Отец Альмансора был знатным человеком в одном египетском городе, имени его он мне не назвал. Альмансор провел дни своего детства радостно, весело и окруженный всем земным блеском и удобствами. Но при этом, однако, его не воспитывали изнеженным, и его ум стал рано развиваться, потому что его отец был мудрым человеком, дававшим ему наставления в добродетели. Кроме того, учителем у него был знаменитый ученый, преподававший ему все, что должен знать молодой человек. Альмансору было около десяти лет, когда из-за моря в страну пришли франки и стали вести войну с его народом.

Но, должно быть, отец мальчика был не очень расположен к франкам, потому что однажды, когда он собирался идти на утреннюю молитву, они пришли и потребовали сперва его жену, как заложницу его верности франкскому народу, а когда он не захотел отдать ее, они насильно утащили в лагерь его сына.

Когда молодой раб стал рассказывать так, шейх закрыл лицо, а в зале поднялся ропот негодования.

– Как, – воскликнули друзья шейха, – как может этот молодой человек поступать так глупо и растравлять такими рассказами раны Али Бану, вместо того чтобы облегчить их! Как может он возобновлять его скорбь, вместо того чтобы рассеять ее!

Сам надсмотрщик рабов рассердился на бессовестного юношу и велел ему замолчать.
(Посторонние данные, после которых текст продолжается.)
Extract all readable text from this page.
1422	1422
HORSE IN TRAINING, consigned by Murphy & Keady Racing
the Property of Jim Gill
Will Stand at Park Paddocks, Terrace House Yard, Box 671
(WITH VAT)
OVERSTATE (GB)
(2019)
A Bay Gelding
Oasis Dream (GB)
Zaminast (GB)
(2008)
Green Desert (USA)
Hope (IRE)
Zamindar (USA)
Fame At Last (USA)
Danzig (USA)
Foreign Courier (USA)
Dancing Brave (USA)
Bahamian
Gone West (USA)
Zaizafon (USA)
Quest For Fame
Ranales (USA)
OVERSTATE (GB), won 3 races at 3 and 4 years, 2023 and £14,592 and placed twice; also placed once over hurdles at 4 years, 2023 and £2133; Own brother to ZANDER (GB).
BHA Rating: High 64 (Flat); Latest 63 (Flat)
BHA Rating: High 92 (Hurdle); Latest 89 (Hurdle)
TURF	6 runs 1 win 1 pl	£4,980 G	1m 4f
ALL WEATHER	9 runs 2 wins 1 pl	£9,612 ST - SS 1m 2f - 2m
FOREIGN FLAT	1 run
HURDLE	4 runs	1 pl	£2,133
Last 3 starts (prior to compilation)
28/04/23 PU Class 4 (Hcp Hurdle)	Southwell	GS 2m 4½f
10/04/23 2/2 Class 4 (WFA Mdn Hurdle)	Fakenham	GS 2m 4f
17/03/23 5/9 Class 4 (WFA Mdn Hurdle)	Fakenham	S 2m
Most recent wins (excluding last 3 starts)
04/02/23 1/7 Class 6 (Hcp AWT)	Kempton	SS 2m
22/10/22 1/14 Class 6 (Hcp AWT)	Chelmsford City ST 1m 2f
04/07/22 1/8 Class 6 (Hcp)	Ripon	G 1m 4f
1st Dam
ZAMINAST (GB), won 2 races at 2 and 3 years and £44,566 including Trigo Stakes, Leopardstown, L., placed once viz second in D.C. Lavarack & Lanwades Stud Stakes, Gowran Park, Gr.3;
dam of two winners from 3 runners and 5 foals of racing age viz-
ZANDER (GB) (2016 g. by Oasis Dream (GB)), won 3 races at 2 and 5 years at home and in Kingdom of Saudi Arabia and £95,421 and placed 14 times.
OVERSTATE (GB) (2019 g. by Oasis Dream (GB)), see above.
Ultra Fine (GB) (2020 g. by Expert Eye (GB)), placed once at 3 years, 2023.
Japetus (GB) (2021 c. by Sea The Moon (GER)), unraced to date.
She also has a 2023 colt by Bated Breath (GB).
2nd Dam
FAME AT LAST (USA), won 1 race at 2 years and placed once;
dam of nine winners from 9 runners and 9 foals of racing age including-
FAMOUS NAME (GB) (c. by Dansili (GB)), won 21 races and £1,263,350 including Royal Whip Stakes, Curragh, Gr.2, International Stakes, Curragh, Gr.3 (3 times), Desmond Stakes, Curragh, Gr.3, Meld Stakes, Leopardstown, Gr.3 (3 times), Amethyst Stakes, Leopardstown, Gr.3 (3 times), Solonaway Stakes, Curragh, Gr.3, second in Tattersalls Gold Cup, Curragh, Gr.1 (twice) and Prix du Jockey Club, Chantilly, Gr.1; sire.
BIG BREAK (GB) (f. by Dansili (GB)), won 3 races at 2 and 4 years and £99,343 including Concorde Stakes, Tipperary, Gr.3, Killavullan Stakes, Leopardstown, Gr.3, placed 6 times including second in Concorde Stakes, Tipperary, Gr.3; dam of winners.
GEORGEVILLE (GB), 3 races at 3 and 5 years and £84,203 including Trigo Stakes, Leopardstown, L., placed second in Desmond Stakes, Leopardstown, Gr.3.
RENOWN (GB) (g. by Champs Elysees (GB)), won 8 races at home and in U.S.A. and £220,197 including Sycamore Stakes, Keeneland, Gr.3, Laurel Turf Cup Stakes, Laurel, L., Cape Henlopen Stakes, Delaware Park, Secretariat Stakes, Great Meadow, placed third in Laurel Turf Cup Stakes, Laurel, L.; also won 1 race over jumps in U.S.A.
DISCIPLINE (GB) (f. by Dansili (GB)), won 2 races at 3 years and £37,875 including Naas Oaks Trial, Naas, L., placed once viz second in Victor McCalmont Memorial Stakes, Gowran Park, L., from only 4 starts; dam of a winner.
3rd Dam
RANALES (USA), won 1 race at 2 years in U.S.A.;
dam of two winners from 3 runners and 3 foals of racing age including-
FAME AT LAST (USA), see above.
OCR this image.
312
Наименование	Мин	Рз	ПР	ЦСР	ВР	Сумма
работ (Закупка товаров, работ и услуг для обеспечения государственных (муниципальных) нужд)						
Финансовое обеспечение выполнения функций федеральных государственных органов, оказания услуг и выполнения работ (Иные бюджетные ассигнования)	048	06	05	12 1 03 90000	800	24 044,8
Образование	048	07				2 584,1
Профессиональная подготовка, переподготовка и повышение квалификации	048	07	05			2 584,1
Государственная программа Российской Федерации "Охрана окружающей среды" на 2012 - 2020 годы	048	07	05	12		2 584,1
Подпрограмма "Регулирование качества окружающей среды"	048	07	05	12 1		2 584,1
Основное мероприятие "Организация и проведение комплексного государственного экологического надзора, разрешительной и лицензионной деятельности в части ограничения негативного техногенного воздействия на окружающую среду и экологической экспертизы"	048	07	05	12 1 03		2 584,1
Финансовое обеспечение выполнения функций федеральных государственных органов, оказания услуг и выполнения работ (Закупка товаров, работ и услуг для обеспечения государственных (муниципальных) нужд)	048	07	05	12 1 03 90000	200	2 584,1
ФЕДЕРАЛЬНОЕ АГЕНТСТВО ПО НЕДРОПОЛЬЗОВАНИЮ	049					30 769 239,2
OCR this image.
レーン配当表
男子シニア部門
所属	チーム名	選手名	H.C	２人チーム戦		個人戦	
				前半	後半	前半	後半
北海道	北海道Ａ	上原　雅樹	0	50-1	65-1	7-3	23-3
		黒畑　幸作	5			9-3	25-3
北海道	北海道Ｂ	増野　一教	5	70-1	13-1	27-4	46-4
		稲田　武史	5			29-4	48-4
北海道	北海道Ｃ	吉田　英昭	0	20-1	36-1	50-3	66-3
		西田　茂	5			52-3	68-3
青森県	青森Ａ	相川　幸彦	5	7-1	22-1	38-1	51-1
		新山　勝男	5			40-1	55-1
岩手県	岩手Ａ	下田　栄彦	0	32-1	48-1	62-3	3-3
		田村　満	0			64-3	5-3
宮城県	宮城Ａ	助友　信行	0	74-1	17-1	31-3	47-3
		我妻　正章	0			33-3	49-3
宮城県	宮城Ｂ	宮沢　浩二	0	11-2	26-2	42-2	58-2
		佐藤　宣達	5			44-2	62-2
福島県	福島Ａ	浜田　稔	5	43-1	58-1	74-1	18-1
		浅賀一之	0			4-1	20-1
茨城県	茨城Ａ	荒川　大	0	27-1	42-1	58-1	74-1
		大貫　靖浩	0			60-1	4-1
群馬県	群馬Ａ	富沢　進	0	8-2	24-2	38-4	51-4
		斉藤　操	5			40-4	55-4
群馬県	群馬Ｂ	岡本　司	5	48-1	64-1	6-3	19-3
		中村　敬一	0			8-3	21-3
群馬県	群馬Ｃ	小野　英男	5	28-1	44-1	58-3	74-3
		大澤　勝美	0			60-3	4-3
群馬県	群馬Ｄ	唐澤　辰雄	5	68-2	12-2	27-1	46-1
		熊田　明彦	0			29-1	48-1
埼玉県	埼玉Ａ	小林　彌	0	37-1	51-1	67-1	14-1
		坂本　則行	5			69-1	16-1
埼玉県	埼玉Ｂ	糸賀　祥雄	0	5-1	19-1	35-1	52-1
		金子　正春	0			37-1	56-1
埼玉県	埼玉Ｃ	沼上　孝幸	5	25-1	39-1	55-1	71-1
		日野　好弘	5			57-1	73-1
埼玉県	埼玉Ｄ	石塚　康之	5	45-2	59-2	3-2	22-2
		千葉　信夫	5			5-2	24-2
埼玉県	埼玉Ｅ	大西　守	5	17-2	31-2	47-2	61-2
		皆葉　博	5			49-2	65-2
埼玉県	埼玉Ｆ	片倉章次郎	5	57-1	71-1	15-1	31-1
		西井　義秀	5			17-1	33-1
А молодой раб был очень изумлен всем этим и спросил шейха – разве в его рассказе есть что-нибудь такое, что возбуждало бы его неудовольствие?

При этих словах шейх поднялся и сказал:

– Успокойтесь же, друзья! Как может этот юноша знать что-нибудь о моей печальной судьбе, когда он под этой кровлей едва только три дня! Разве при тех ужасах, которые совершали эти франки, не может быть участи, подобной моей, разве не может, пожалуй, даже тот Альмансор… но рассказывай все-таки дальше, мой молодой друг!

Молодой раб поклонился и продолжал:

Итак, молодого Альмансора увели во франкский лагерь.

Там ему жилось вообще хорошо, потому что один из полководцев призывал его в свою палатку и забавлялся ответами мальчика, которые ему должен был переводить драгоман. Полководец заботился о нем, чтобы он не нуждался в пище и одежде, но все-таки тоска по отцу и матери делала мальчика в высшей степени несчастным. Он в продолжение многих дней плакал, но его слезы не трогали этих людей. Вскоре лагерь был снят, и Альмансор думал, что теперь он сможет опять вернуться, но было не так. Войско ходило туда и сюда, вело войну с мамелюками, и они все время таскали за собой молодого Альмансора. Когда он потом стал умолять начальников и полководцев позволить ему все-таки опять вернуться домой, они отказали в этом и говорили, что он должен быть залогом верности своего отца. Так он в продолжение многих дней был в походе.

Но вдруг в войске началось движение, которое не укрылось от мальчика. Стали говорить об укладывании вещей, об отступлении, о посадке на корабли, и Альмансор был вне себя от радости, потому что теперь, когда франки возвращались в свою страну, теперь ведь его должны были освободить. Они потянулись с лошадьми и повозками назад к морскому берегу и наконец были так далеко, что стали видны стоящие на якоре суда. Солдаты стали садиться на корабли, но наступила ночь, пока села только небольшая часть. Как охотно Альмансор ни бодрствовал бы, так как каждый час думал, что будет отпущен на свободу, но наконец все-таки впал в глубокий сон. Ему показалось, что франки примешали ему чего-нибудь в воду, чтобы усыпить его, потому что когда он проснулся, в маленькую комнату, в которой он не был, когда засыпал, светило солнце. Он вскочил с постели, но, ступив на пол, упал, так как пол качался туда и сюда и все, казалось, двигалось и танцевало вокруг него. Он опять вскочил и стал держаться за стены, чтобы выйти из комнаты, в которой он находился.

Вокруг него был странный шум и шипение. Он не знал, видит ли он сон или не спит, потому что никогда ничего подобного не слыхал и не видал. Наконец он достиг маленькой лестницы и с трудом поднялся наверх. Какой ужас объял его! Вокруг ничего не было, кроме неба и моря! Он находился на корабле. Тогда он жалобно заплакал. Он хотел вернуться назад, хотел броситься в море и доплыть до своей родины, но франки удержали его, а один из начальников позвал его к себе, обещал ему, что скоро он попадет опять на родину, если будет послушен, и доказывал, что уже невозможно везти его от берега домой, а там ему пришлось бы жалким образом погибнуть, если бы его отпустили.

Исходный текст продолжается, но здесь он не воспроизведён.